Linux Kernel TDX Guest Quote Buffer Length Validation Vulnerability

A vulnerability in the Linux kernel's TDX guest handling has been addressed. This issue involved improper management of a host-controlled 'quote' buffer length, which could lead to unintended data exposure. In TDX environments with remote attestation, quotes can be forwarded to an attestation server and are not considered private. The vulnerability allowed contents beyond the allocated pages for the quote buffer to be read into guest userspace, potentially leaking information across container boundaries. The issue has been fixed by validating the length of the response before it is sent to the guest, ensuring that only the allocated bytes are copied and preventing any overflow or unauthorized data access.

Impact

The vulnerability could have allowed unauthorized data leakage from the host to the guest, bypassing container isolation and potentially exposing sensitive information in attestation requests.

Reproduction

The vulnerability can be reproduced in a TDX environment with remote attestation enabled.
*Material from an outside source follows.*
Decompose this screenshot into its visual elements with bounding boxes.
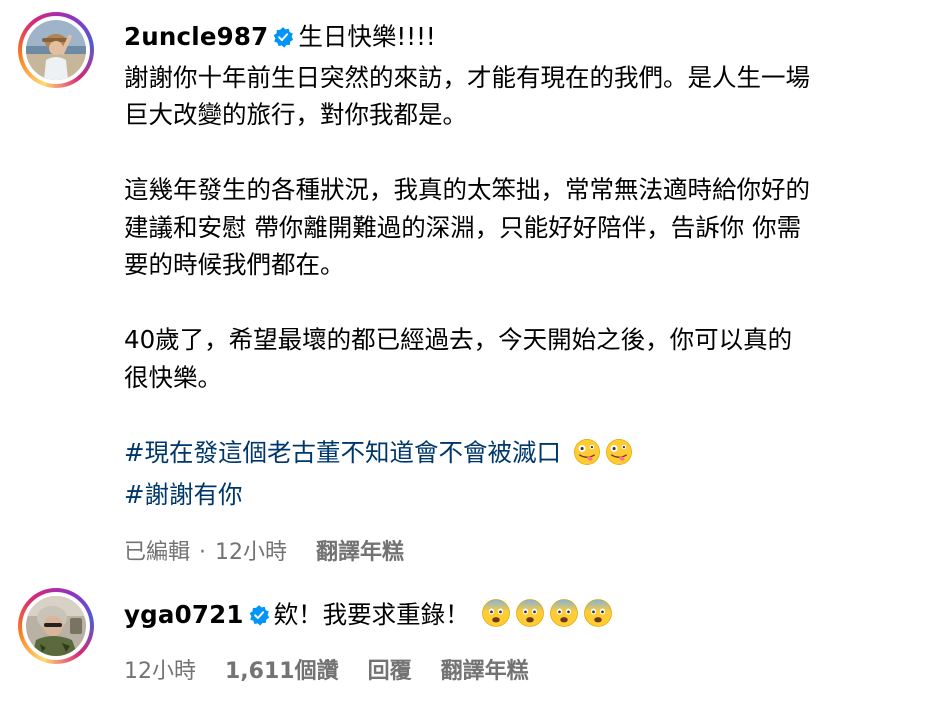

When the host specifies a response length for the quote buffer that exceeds the guest's allocation, or if there is a race condition that alters the response while the guest is processing it, the vulnerability is triggered. This can result in reading data beyond the allocated buffer pages into the guest userspace.

Remediation

Users can upgrade to the latest version of the Linux kernel where this vulnerability has been fixed. Instructions for downloading the patched version are available in the Linux kernel documentation.